Il professore Paolo Rota racconta l'esperienza vissuta in Irlanda nell'ambito del progetto "The digital CLIL School"; quest'ultimo, ideato dal liceo scientifico Righi di Bologna, permette la mobilità per la formazione del personale scuola in Europa su finanziamento della Commissione Europea.
“LA MIA IRLANDA. L’arrivo a mezzanotte all’aeroporto di Dublino e la notte trascorsa in un hotel nei pressi per non dare subito un incomodo ai miei gentili ospiti. La sveglia poche ore dopo per essere puntuale, dopo un brevissimo passaggio per quella che sarebbe stata la mia “casa” irlandese, alla mia prima lezione di “Life, language and Literature” presso l’ATLAS School, bianco edificio classicheggiante affacciato su di un canale .
La mia classe: 3 italiani, due ungheresi, una polacca, una tedesca. Tra questi due insegnanti di inglese, i quali hanno fatto sì che il livello delle lezioni fosse un po’ più alto del previsto; un po’ alto per me che, soprattutto i primi giorni, uscivo dall’aula con il mal di testa convinto di non aver capito abbastanza. Il mio teacher, Stephen, che dopo qualche semplice indagine iniziale, ha capito che i nostri interessi andavano soprattutto nella direzione della letteratura e della cultura irlandese (che era poi anche la “sua” direzione di studi) e che dunque ha orientato il corso in tal senso, con una profondità ed un coinvolgimento, suo e nostro al contempo, al di là delle mie attese.

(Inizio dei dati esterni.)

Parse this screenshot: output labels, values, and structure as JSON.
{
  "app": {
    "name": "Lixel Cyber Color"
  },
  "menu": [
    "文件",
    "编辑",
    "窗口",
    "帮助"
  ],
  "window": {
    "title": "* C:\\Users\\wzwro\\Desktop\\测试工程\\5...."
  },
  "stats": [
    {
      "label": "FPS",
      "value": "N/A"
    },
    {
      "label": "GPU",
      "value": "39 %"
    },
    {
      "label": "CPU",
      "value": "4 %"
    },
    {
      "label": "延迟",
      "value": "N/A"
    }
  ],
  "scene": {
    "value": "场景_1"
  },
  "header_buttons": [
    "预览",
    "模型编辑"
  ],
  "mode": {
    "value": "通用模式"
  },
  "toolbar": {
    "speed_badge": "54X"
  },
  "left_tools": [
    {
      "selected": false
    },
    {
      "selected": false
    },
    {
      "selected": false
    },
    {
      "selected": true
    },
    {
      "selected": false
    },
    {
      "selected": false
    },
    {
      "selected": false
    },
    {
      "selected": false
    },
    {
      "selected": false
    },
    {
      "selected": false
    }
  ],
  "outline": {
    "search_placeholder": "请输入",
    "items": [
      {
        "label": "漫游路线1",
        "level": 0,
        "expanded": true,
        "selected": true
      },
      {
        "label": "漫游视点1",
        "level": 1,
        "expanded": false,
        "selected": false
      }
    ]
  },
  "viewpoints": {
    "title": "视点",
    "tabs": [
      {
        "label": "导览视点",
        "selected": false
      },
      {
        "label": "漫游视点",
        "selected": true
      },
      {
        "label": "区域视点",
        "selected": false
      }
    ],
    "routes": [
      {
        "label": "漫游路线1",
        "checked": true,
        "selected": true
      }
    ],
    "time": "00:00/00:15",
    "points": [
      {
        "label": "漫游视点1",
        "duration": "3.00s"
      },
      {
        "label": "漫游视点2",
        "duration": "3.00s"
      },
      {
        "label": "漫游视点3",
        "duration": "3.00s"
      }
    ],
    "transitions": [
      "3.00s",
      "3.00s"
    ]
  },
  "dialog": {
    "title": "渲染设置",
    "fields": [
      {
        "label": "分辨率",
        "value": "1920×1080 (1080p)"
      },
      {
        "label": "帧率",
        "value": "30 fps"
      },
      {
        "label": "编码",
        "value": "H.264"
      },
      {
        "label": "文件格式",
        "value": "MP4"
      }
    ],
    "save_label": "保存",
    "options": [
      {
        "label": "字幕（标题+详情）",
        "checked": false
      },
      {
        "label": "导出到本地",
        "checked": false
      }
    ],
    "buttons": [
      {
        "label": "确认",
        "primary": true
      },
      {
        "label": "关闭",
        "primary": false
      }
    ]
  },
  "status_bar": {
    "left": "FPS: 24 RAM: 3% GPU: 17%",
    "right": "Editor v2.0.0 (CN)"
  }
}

La mia “famiglia” irlandese, una deliziosa sorpresa: in una casa da rivista d’arredamento, una coppia brillante, vitale, vivacissima culturalmente, con la quale a cena si parlava di politica internazionale, letteratura, vita teatrale e viaggi.
La città, presto nota nella sua forma e dunque percorribile con una certa familiarità; un po’ di globalità inserito però in una spiccata personalità: dai parchi storici ai musei (vere e proprie carte d’identità nazionali), dalle architetture religiose ai palazzi che hanno visto una storia di rivoluzioni e paralisi.
Le serate nel centro: la calma dei giorni feriali alternata all’alcolica spensieratezza del weekend nei vicoli di Temple Bar, la cui atmosfera è densa di musica dal vivo proveniente da ogni angolo; le passeggiate sul silenzioso lungofiume, da cui si assiste allo sviluppo moderno della città verso il Porto.
La scoperta delle peculiarità del parlato irlandese (niente più “bat” o “Dablin”, bensì “bot” e Doblin” (all’incirca…); una lingua però nel complesso più comprensibile di quella di molti londinesi, almeno per noi non addetti ai lavori.
E poi l’”altra” Irlanda (o quella vera): un viaggio verso la costa occidentale fino alle celebri Cliffs of Moher, set cinematografico ideale per chi cerca vertigini di sublime. Ma lungo il tragitto cielo, nuvole ,erba e tante pecore; e il miglior piatto di carne dell’intero soggiorno.
E infine, ma soprattutto, la Dublino degli scrittori, che ti viene incontro ovunque: dal piccolo museo che li raccoglie tutti insieme alla possibilità di vedere a teatro un’originale versione dell’”Ulysses” joyciano; dal cortile del Trinity College dove è facile immaginare il giovane Oscar Wilde ai parchi che ricordano la rivoluzione di “Pasqua 1916” cantata da W.B.Yeats; dalla monumentale cattedrale di St. Patrick, dove officiava Jonathan Swift alla statua in bronzo di Patrick Kavanagh, adagiato su una panchina lungo quello stesso Canal cantato in una sua celebre poesia.
Tutto questo è stato la mia esperienza Erasmus in Irlanda; o meglio, tutto quello che i miei occhi hanno talmente catturato da non lasciarlo ancora scappare.”